En los últimos meses, se descubrió en Reino Unido la nueva variante del coronavirus B.1.1.7. Según los científicos que estudian esta variante, se trata de un virus hasta un 30% más mortal y un 70% más contagiosa que la variante original del COVID-19. La variante británica, se detectó por primera vez en Kent, uno de los 47 condados de Inglaterra, en diciembre pasado. Se volvió una de las cepas de mayor circulación en el país. lo cual representa un 95% de las infecciones y ha sido detectada en al menos 85 países. Coronavirus cepa británica mascotas Reino Unido

Especialistas de un hospital veterinario advirtieron anomalías cardíacas graves y un deterioro profundo del estado de salud en perros y gatos infectados con la variante británica.

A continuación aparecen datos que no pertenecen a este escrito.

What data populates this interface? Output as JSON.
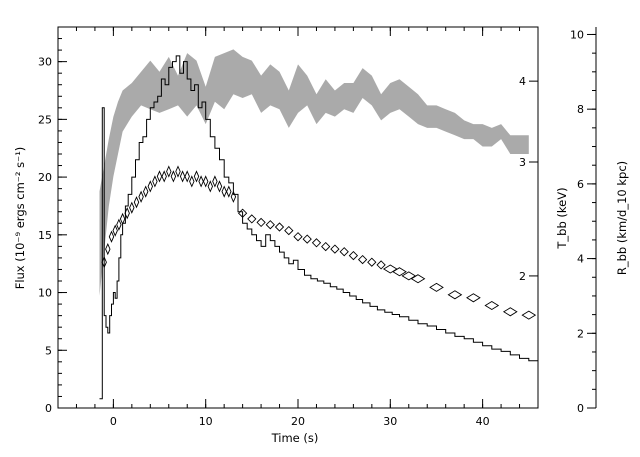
{
  "chart_data": {
    "type": "line",
    "xlabel": "Time (s)",
    "ylabel": "Flux (10⁻⁹ ergs cm⁻² s⁻¹)",
    "ylabel_right_inner": "T_bb (keV)",
    "ylabel_right_outer": "R_bb (km/d_10 kpc)",
    "xlim": [
      -6,
      46
    ],
    "ylim": [
      0,
      33
    ],
    "ylim_outer_right": [
      0,
      10.2
    ],
    "inner_right_ticks": [
      2,
      3,
      4
    ],
    "x_ticks": [
      0,
      10,
      20,
      30,
      40
    ],
    "y_ticks": [
      0,
      5,
      10,
      15,
      20,
      25,
      30
    ],
    "outer_right_ticks": [
      0,
      2,
      4,
      6,
      8,
      10
    ],
    "grid": false,
    "legend": "none",
    "colors": {
      "flux": "#000000",
      "radius_band": "#aaaaaa",
      "temperature": "#000000",
      "frame": "#000000"
    },
    "series": [
      {
        "key": "flux",
        "style": "step",
        "x": [
          -1.5,
          -1.2,
          -1.0,
          -0.8,
          -0.6,
          -0.4,
          -0.2,
          0.0,
          0.2,
          0.4,
          0.6,
          0.8,
          1.0,
          1.3,
          1.6,
          2.0,
          2.4,
          2.8,
          3.2,
          3.6,
          4.0,
          4.4,
          4.8,
          5.2,
          5.6,
          6.0,
          6.4,
          6.8,
          7.2,
          7.6,
          8.0,
          8.4,
          8.8,
          9.2,
          9.6,
          10.0,
          10.5,
          11.0,
          11.5,
          12.0,
          12.5,
          13.0,
          13.5,
          14.0,
          14.5,
          15.0,
          15.5,
          16.0,
          16.5,
          17.0,
          17.5,
          18.0,
          18.5,
          19.0,
          19.5,
          20.0,
          20.7,
          21.4,
          22.1,
          22.8,
          23.5,
          24.2,
          24.9,
          25.6,
          26.3,
          27.0,
          27.8,
          28.6,
          29.4,
          30.2,
          31.0,
          32.0,
          33.0,
          34.0,
          35.0,
          36.0,
          37.0,
          38.0,
          39.0,
          40.0,
          41.0,
          42.0,
          43.0,
          44.0,
          45.0
        ],
        "y": [
          0.8,
          26,
          8,
          7,
          6.5,
          8,
          9,
          10,
          9.5,
          11,
          13,
          15,
          16,
          17.5,
          18.5,
          20,
          21.5,
          23,
          23.5,
          25,
          26,
          26.5,
          27,
          28.5,
          28,
          29.5,
          30,
          30.5,
          29,
          30,
          28.5,
          27.5,
          28,
          26,
          26.5,
          25,
          23.5,
          22.5,
          21.5,
          20,
          19.5,
          18.5,
          17,
          16,
          15.5,
          15,
          14.5,
          14,
          15,
          14.5,
          14,
          13.5,
          13,
          12.5,
          12.8,
          12,
          11.5,
          11.2,
          11,
          10.8,
          10.5,
          10.3,
          10,
          9.7,
          9.4,
          9.1,
          8.8,
          8.5,
          8.3,
          8.1,
          7.9,
          7.6,
          7.3,
          7.1,
          6.8,
          6.5,
          6.2,
          6.0,
          5.7,
          5.4,
          5.1,
          4.9,
          4.6,
          4.3,
          4.1
        ]
      },
      {
        "key": "temperature_keV",
        "style": "open-diamond",
        "x": [
          -1.0,
          -0.6,
          -0.2,
          0.2,
          0.6,
          1.0,
          1.5,
          2.0,
          2.5,
          3.0,
          3.5,
          4.0,
          4.5,
          5.0,
          5.5,
          6.0,
          6.5,
          7.0,
          7.5,
          8.0,
          8.5,
          9.0,
          9.5,
          10.0,
          10.5,
          11.0,
          11.5,
          12.0,
          12.5,
          13.0,
          14.0,
          15.0,
          16.0,
          17.0,
          18.0,
          19.0,
          20.0,
          21.0,
          22.0,
          23.0,
          24.0,
          25.0,
          26.0,
          27.0,
          28.0,
          29.0,
          30.0,
          31.0,
          32.0,
          33.0,
          35.0,
          37.0,
          39.0,
          41.0,
          43.0,
          45.0
        ],
        "y": [
          2.1,
          2.2,
          2.3,
          2.35,
          2.4,
          2.45,
          2.5,
          2.55,
          2.6,
          2.65,
          2.7,
          2.75,
          2.8,
          2.85,
          2.85,
          2.9,
          2.85,
          2.9,
          2.85,
          2.85,
          2.8,
          2.85,
          2.8,
          2.8,
          2.75,
          2.8,
          2.75,
          2.7,
          2.7,
          2.65,
          2.5,
          2.45,
          2.42,
          2.4,
          2.38,
          2.35,
          2.3,
          2.28,
          2.25,
          2.22,
          2.2,
          2.18,
          2.15,
          2.12,
          2.1,
          2.08,
          2.05,
          2.03,
          2.0,
          1.98,
          1.92,
          1.87,
          1.85,
          1.8,
          1.76,
          1.74
        ]
      },
      {
        "key": "radius_band",
        "style": "band",
        "x": [
          -1.5,
          -1.0,
          -0.5,
          0.0,
          0.5,
          1.0,
          2.0,
          3.0,
          4.0,
          5.0,
          6.0,
          7.0,
          8.0,
          9.0,
          10.0,
          11.0,
          12.0,
          13.0,
          14.0,
          15.0,
          16.0,
          17.0,
          18.0,
          19.0,
          20.0,
          21.0,
          22.0,
          23.0,
          24.0,
          25.0,
          26.0,
          27.0,
          28.0,
          29.0,
          30.0,
          31.0,
          32.0,
          33.0,
          34.0,
          35.0,
          36.0,
          37.0,
          38.0,
          39.0,
          40.0,
          41.0,
          42.0,
          43.0,
          44.0,
          45.0
        ],
        "low": [
          3.0,
          4.2,
          5.4,
          6.2,
          6.8,
          7.4,
          7.8,
          8.1,
          8.0,
          7.9,
          8.0,
          8.1,
          7.8,
          8.1,
          7.6,
          8.2,
          8.0,
          8.4,
          8.3,
          8.4,
          7.9,
          8.1,
          8.0,
          7.5,
          7.9,
          8.1,
          7.6,
          7.9,
          7.8,
          8.0,
          7.9,
          8.3,
          8.1,
          7.7,
          7.9,
          8.0,
          7.8,
          7.6,
          7.5,
          7.5,
          7.4,
          7.3,
          7.2,
          7.2,
          7.0,
          7.0,
          7.2,
          6.8,
          6.8,
          6.8
        ],
        "high": [
          5.8,
          6.5,
          7.2,
          7.8,
          8.2,
          8.5,
          8.7,
          9.0,
          9.3,
          9.0,
          9.4,
          8.9,
          9.5,
          9.3,
          8.6,
          9.4,
          9.5,
          9.6,
          9.4,
          9.3,
          8.9,
          9.2,
          9.0,
          8.5,
          9.2,
          8.9,
          8.4,
          8.8,
          8.5,
          8.7,
          8.7,
          9.1,
          8.9,
          8.4,
          8.7,
          8.8,
          8.6,
          8.4,
          8.1,
          8.1,
          8.0,
          7.9,
          7.7,
          7.6,
          7.6,
          7.5,
          7.6,
          7.3,
          7.3,
          7.3
        ]
      }
    ]
  }
}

Se han detectado tres casos positivos de coronavirus en mascotas en Londres y otros dos en Texas, Estados Unido. La Universidad de Texas ha reportado que un perro y un gato que viven en el mismo domicilio se han infectado por la variante inglesa. Su dueño dio positivo en el virus y después se comprobó que los animales también tenían el virus, aunque no tenían síntomas de enfermedad. Coronavirus cepa británica mascotas Reino Unido
En Reino Unido, un hospital veterinario alertó un aumento de problemas cardíacos en mascotas afectadas por el coronavirus. La Organización Mundial de Salud Animal, ha advertido que la transmisión se realiza de humanos a animales. Por lo tanto, preocupa la vulnerabilidad de los animales de compañía frente a esta variante británica.

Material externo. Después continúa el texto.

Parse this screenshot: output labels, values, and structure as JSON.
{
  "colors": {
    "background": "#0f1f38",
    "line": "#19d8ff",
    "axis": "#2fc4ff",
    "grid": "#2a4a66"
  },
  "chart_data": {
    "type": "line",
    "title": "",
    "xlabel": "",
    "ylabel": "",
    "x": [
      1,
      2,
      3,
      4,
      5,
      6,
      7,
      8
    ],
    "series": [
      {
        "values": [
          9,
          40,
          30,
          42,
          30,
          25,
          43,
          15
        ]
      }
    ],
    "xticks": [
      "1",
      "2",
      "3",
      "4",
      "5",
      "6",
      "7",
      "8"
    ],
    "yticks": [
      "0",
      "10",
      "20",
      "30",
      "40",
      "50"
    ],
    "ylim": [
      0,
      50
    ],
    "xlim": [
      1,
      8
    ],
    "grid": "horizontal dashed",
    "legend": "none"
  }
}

Esta nueva versión del virus ha provocado en las mascotas anomalías cardíacas graves, que pueden conducir a un deterioro del estado de salud general. Investigadores del Ralph Veterinary Referral Center (RVRC) en Marlow, Inglaterra, reportaron los primeros casos de infección de perros y gatos domésticos por la variante B.1.1.7 del SARS-CoV-2. Se advirtieron manifestaciones atípicas, incluidas anomalías cardíacas graves y un deterioro profundo del estado de salud, en aquellas mascotas infectadas. Los animales desarrollaron síntomas de insuficiencia cardíaca, como letargo, falta de apetito, respiración rápida o falta de aire. También presentaron arritmias graves. Dos de los casos incluyeron episodios de desmayos. Otras pruebas revelaron que tenían miocarditis.
Especialistas afirmaron que: “Todas estas mascotas infectadas con B.1.1.7 desarrollaron manifestaciones clínicas atípicas, incluidas anomalías cardíacas graves secundarias a miocarditis y un deterioro profundo del estado de salud general, pero sin signos respiratorios primarios”. Coronavirus cepa británica mascotas Reino Unido
De los 11 animales estudiados, dos gatos y un perro dieron positivo al virus en sus muestras rectales. Otros tenían anticuerpos contra Sars-CoV-2 en la sangre. Los expertos declaran: “No queremos sembrar el pánico innecesariamente, especialmente porque en este momento tenemos una fuerte sospecha de transmisión de persona a mascota, pero no al revés, y no lo sabemos con certeza. Pero los veterinarios deben ser conscientes de esto para poder comenzar a realizar pruebas si sospechan un caso potencial de infección por COVID-19”.